Sony TA-FA777ES
(1999 - 2003)

In fact, this where it really ends, for Sony as well as all the others : the launch of the best and least compressed audio format ever accessible to a soon-to-be wide audience. SACD is like 10-bit / 4:4:4 video : pure signal, no loss. Unfortunately, it is big, bulky, expensive, and requires new loudspeakers, new sources and... new discs. Nearly ten years after, we all know where things are at : computers have engulfed everything and the best way to sell albums seems to either include a video track and "bonuses" aplenty or to go the download way through myspace and youtube. Attempts at quality downloading (even 24/96 high-res) are actually ongoing but whether this will make a market (even if niched-like) remains to be seen.

So the FA777ES was Sony's last stand for 2-channel audio, for the home and the old fashioned way. Takashi Kanai was at the helm as he had been since the late 1970s. Non-magnetic and gold-plated MOS-FETs, Torus Toroidal Core transformer, copper-plated chassis (something Sony did first in the PCM-F1, along Sansui and way before Marantz started being praised for such audiophile seriousness), ultra-select parts, solid aluminium controls, heatsinks and switches - the FA777ES inherited from both the contemporary TA-N1 & TA-E1 and the 5000 series tricks while remaining price-wise accessible. It was Sony's last high-end but non-exorbitant ES pre/main amplifier - a 1999 version of the 1965 ES TA-1120.

After the immensely successful launch of the original ES separates in 1965, in between the industry high time of 1977 and the peak-to-be of 1999, the ES series saw its all-time best (ST-A7B, TA-N7B), side shows to those (TC-880-2, TTS-8000, PS-X9), its all-time best and market-wise truly successful (TA-E86B, TA-E88B, TA-N86B), a sadly badly marketed and technologically incoherent follow up series (ESPRIT, APM-8, TA-N900, TA-E900, TA-N902, SE-P900), the digital revolution (CDP-5000, CDP-101, PCM-F1), a slump in coherence but excellent amplifiers (TA-F555ES, TA-F777ES, TC-K777ESII) and what is undoubtedly Sony's last successful period -image-wise, sales-wise AND sound-wise- which began with the TA-F800ES and culminated in 1993 with the TA-F808ES, by way of magnificent pieces such as the CDP-R1 & DAS-R1, CDP-X777ES, CDP-X707ES, DTC-1500ES, DTC-2000ES, SS-A5, SS-GR1, TA-ER1 and MDR-R10 "King". And I won't even mention Beta/Digibeta video or BVM Trinitron monitors which are all undisputed industry standards : since the mid 1980s for professional Beta (before that it was U-Matic, a Sony/JVC standard) and since about always for Trintron...

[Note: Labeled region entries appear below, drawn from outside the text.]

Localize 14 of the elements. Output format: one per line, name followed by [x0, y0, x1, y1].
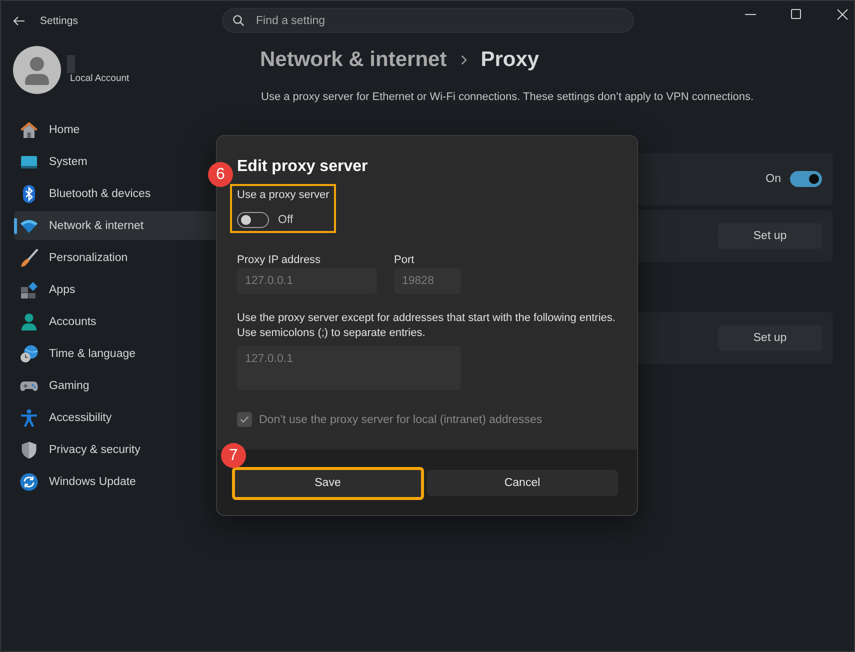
exceptions-hint: Use the proxy server except for addresses that start with the following entries. Use semicolons (;) to separate entries. [237, 311, 616, 341]
account-type: Local Account [70, 73, 130, 85]
toggle-state-label: On [766, 173, 781, 185]
step-marker: 7 [221, 442, 246, 468]
checkbox-label: Don’t use the proxy server for local (intranet) addresses [259, 414, 542, 426]
dialog-title: Edit proxy server [237, 157, 368, 177]
step-marker: 6 [208, 162, 233, 187]
window-title: Settings [40, 14, 78, 26]
toggle-state-label: Off [278, 214, 294, 226]
page-title: Proxy [480, 48, 540, 72]
toggle-label: Use a proxy server [237, 188, 330, 202]
field-label: Proxy IP address [237, 254, 322, 267]
field-label: Port [394, 254, 416, 267]
page-description: Use a proxy server for Ethernet or Wi-Fi connections. These settings don’t apply to VPN connections. [261, 90, 755, 104]
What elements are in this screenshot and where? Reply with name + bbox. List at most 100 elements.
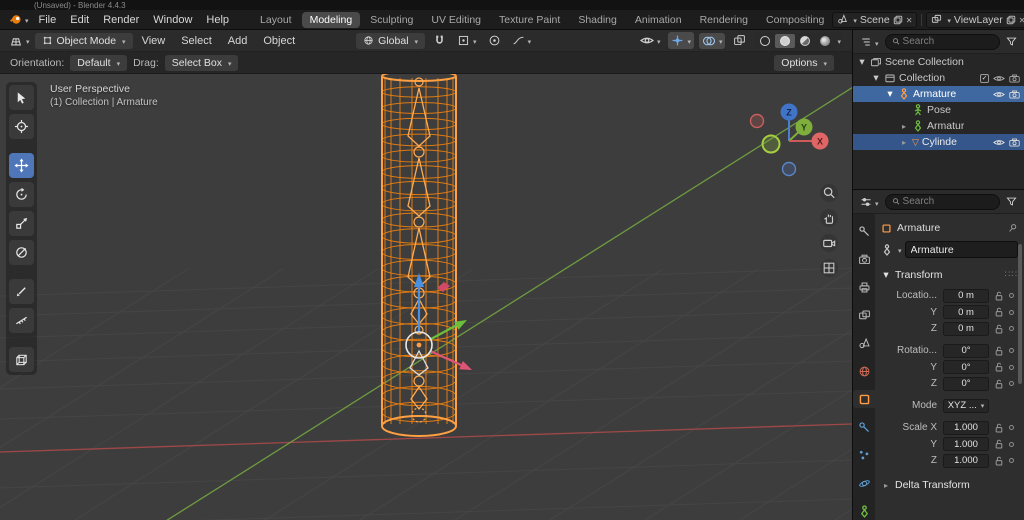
- editor-type-button[interactable]: [6, 32, 33, 50]
- animate-dot[interactable]: [1009, 348, 1014, 353]
- scene-canvas[interactable]: Z Y X: [0, 74, 852, 520]
- collapse-icon[interactable]: ▾: [881, 269, 891, 281]
- outliner-row-cylinder[interactable]: ▽ Cylinde: [853, 134, 1024, 150]
- transform-panel-header[interactable]: ▾ Transform: [881, 267, 1018, 282]
- outliner-row-armature[interactable]: ▾ Armature: [853, 86, 1024, 102]
- viewport-3d[interactable]: Z Y X User Perspective (1) Collection | …: [0, 74, 852, 520]
- animate-dot[interactable]: [1009, 442, 1014, 447]
- tool-scale[interactable]: [9, 211, 34, 236]
- scale-z-field[interactable]: 1.000: [943, 454, 989, 468]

In 1990, Sony was recognized in a worldwide poll as the most "positive" brand : making the more inventive and desirable products on top of having the most instantly recognizable logo - impressive.
Celebrating in 1996 its 50 years of almost continuous success, Sony interspersed those five decades with quite a few compulsively repeated contradictions and self-anihilation efforts, said efforts having in 2008 long since taken over - I won't go into this now but will post someday a detailed compilation here on TVK about that sad subject.

At any rate, you can thank Ibuka, Iwama, Ezaki, Nakajima, Kanai and the others for turning a tiny little part of the electronics industry into gems of audio engineering : musically satisfying, long-lasting and beautiful components.

The TA-FA777ES is the ultimate evolution of the last coherent ES series which started in 1994/95 with the TA-FA7ES then with the TA-FA70ES in 1997.
As the for the previous Darwinistic evolution from TA-F800ES > TA-F830ES > TA-F870ES > TA-F808ES, the ultimate FA777ES has the same basic formula as the original FA7ES but is an ultra-refined version to say the least - the ultimate. You can compare at hifi-do the inside views of the FA7ES with the one shown here of the FA777ES : close siblings indeed but a very different sound quality !

It should be noted that, besides circuit and hardware upgrades, Sony added a little souvenir from gone-by days with the TA-FA70ES : the tape monitoring switch which is the basic same design as that of the TC-880-2, PCM-F1, TC-K777, TC-K777ES, TC-K777ESII, TC-KA7ES, DTC-1500ES, DTC-2000ES and a few others. Whenever you see that little circled metal switch, you can be sure that you are facing a Sony component that was particularily well studied, engineered and built. Its absence doesn't mean you're faced with a lemon (case in point : TA-F7B and just about everything else in Sony's top lineups up to 1994), but the high-fidelity separates named above have all extremely well stood the test of time. Like all of Sony's high-end audio output, since 1965.